Church had described this pathology in 1868; however, a case of prenatal diagnosis of cor triatriatum sinister was first reported in 2011. Since then, there have been few cases diagnosed before delivery and none were associated with pericardial effusion during the first trimester. Therefore, this case is the first report of early pericardial effusion during the first trimester associated with cor triatriatum sinister.
Pericardial effusion is an eminent pathological sign that is rare during the first trimester in the absence of fetal hydrops. Since the first case recorded in 1995, cases of pericardial effusion associated with other cardiac malformations, especially cardiac diverticula[10,11] or cardiac tumors, have been published.
In this case, the associated malformation was diagnosed as cor triatriatum sinister, which despite being a rare heart disease, has several classifications according to membrane permeability such as the Loeffler classification or the location of the septum and its relationship with the pulmonary veins, as the Lam et al and Herlong et al classifications. According to the Loeffler classification, it would be a case of cor triatriatum sinister type 3, with wide communication between both chambers, which entails minimal or absent hemodynamic repercussion. This is the mildest form of alteration according to this classification. If we use the Lam classification, we would be facing a case of cor triatriatum sinister type A, where drainage of the pulmonary veins is proximal to the fibrous lamina, with no associated septal defects. It is the least affected degree in this classification. Finally, if we use the more complex classification, that of Herlong et al, we would be facing a case of cor triatriatum sinister type IA, where the pulmonary veins drain into one of the atrial sub-chambers. They would also be connected to each other by communications in the fibrous lamina, without any other anomalous communications due to septal defects. Evidently, this case would be the mildest presentation of cor triatriatum sinister in any classification, which corroborates its low expressiveness and absence of symptoms in the neonate.

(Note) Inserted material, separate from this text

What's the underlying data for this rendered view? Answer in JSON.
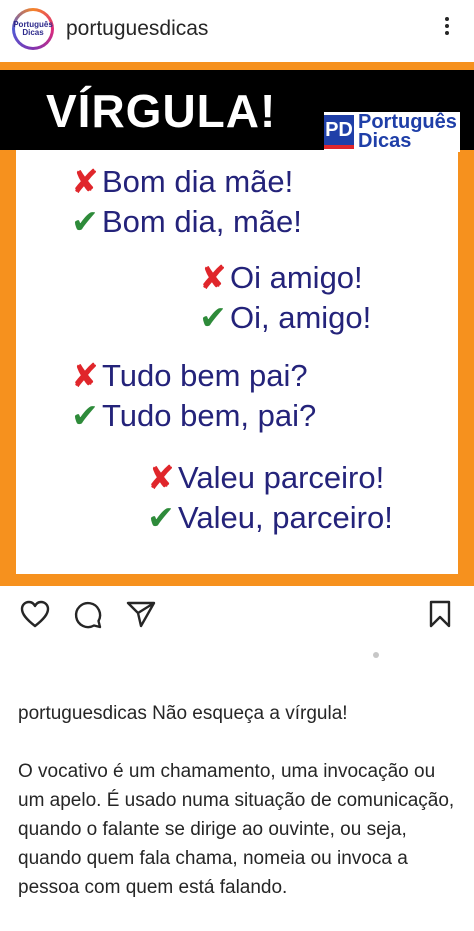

In this case, the management of pregnancy was expectant, with follow-up ultrasound every 4 wk, and good subsequent perinatal results.
In conclusion, based on a literature review, we can deduce that the presence of early pericardial effusion during the first trimester is an indicator of cardiac malformations during the early stages of embryonic development. These cardiac malformations that could not be detected early because of an ultrasound limitation due to the cardiac size could subsequently be diagnosed with fetal growth, and we should take into account the detection of early pericardial effusion as a factor of high suspicion of fetal heart disease.
In any case, whether due to its low incidence, the need for a high degree of suspicion for detection, or its low ultrasound expression, cor triatriatum sinister is an echocardiographic finding that is rare in intrauterine life and currently remains a diagnostic challenge.